Do Androids Dream of Electric Sheep? by Philip K. Dick
This Philip K. Dick novel, which is the inspiration for the movie Blade Runner, is a fast paced read into a possible future Earth. Androids to be used as personal servants are offered as incentives for humans to immigrate from an almost defunct Earth. The one problem to that plan is these androids aren’t unthinking robots of days past. They have some capacity for thought and are escaping their human bondage on Mars and in other human outposts. Whether that thought was a direct byproduct of the engineering or something more mysterious is of little consequence. What is important is that if they make it to Earth, they must be destroyed. That’s were Rick Deckard comes in.
I had the perspective of being a fan of the movie Blade Runner, so I didn’t come at the book with completely fresh eyes. However if you don’t judge a book by its cover, you shouldn’t judge a book by its movie either. While there are some aspects of the movie that take directly from the book, the book really is different, in a very compelling way. There’s still the gritty dirty feel, and Earth is populated by undesirables, also known as chickenheads, or people who didn’t want to leave. Then there are people like Rick Deckard who have a job to do, retiring androids (or replicants in the movie).
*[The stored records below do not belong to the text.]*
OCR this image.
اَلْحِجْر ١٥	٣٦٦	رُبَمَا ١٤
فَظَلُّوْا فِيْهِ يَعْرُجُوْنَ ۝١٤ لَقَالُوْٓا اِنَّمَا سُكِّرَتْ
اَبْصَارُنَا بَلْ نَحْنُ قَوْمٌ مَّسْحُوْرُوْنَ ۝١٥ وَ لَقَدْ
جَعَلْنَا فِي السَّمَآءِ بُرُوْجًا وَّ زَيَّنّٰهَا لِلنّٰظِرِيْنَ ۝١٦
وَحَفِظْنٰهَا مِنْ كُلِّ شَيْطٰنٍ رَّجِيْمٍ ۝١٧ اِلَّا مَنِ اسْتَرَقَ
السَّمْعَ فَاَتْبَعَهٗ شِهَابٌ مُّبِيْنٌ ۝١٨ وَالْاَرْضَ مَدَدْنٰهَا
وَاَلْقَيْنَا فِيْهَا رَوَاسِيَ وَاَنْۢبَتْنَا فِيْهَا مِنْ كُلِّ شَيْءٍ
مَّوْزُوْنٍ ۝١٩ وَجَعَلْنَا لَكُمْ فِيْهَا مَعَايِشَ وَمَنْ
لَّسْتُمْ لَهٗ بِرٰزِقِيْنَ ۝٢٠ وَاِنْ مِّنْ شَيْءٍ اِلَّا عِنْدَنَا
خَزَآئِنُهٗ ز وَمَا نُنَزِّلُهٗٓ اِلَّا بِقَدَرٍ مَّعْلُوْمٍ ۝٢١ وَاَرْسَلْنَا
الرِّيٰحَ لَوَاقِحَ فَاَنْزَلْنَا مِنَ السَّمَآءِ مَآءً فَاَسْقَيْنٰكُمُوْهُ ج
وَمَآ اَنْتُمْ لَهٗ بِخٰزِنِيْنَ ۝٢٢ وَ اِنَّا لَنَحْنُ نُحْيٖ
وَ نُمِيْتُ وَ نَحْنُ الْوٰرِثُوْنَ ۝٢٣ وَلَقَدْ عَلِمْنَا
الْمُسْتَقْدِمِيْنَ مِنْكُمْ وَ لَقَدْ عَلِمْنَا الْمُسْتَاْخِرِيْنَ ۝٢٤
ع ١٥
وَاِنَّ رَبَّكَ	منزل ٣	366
Let’s leave the movie behind and focus on the interesting and thought provoking aspects of the book. In Do Androids we are introduced to a device called the mood organ, which can be dialed into moods ranging from satisfaction at work to a sense of well being to depression (which is supposed to be eliminated by the mood organ) to desiring to continue dialing in emotions. Moods can be scheduled throughout the day, and Iran, Rick Deckard’s wife, schedules herself a depression so that she can hear the silence in the apartment building and gain perspective on their existence. Moods no longer exist at the spontaneous level that we mere mortals experience, but rather however we decide to schedule them. We could even dial them in to pick fights with people!
Another interesting aspect of the book was the inclusion of a religion and its counterpoint. On Earth the religion Mercerism is wide spread. Its followers connect to other followers and to Mercer by holding onto handles of an empathy box. Here they experience walking up a hill as one, and occasionally have rocks thrown at them. Bodily injuries received during these connected experiences truly manifest themselves in real life. Mercerism is based on the life an rebirth archetype in religion. When a follower finally makes it to the top of the hill he is brought down by “the killers” and sent to an afterlife, where he then must rise and start climbing the hill again.
Owning animals is valued above all things as well as unity and shared experience. In fact for a large part of the book Rick deals with owning an electric sheep because he had to replace his live one which died of tetanus. Not owning an animal, where most animals are extinct, is possibly one of the biggest social faux paux imaginable. There is a market for electric animals that look and feel just like real animals, and there are even “hospitals” to “heal” the wounded and sick among the fakes. Every person has their own copy of a manual quoting facts on animals including their current market value and whether or not there are any available for sale.
Then of course, there are the androids. The hierarchy of value goes: animals, humans, and then androids (and somewhere around androids the “chickenheads” or folks who have been affected mentally by the radioactive fallout), from highest to lowest. Androids cannot experience empathy, and they actively try to debunk Mercerism which is experienced through the empathy box. They escape their human captors to go to Earth where they hope to find refuge. Their makers try to make each generation harder and harder to differentiate from humans. If they know they are enslaved and they revolt, how different are they? Can a human possibly have empathy for a machine? That’s the battle Rick Deckard deals with, and he’s in a tough spot since he is their bounty hunter.
This book explores the ethics of human form artificial intelligence and asks when does a machine stop being a machine, or can it stop at all? Discrimination, religion, and what makes a human a human are all topics of debate in this book. When humans use a machine to regulate their emotions, are they human? Or when an android realizes it shouldn’t have to work in conditions that no human would, is it still just a machine? If you have not read this book yet, you should, and then decide for yourself.
“Dial 888…The desire to watch TV, no matter what’s on it.”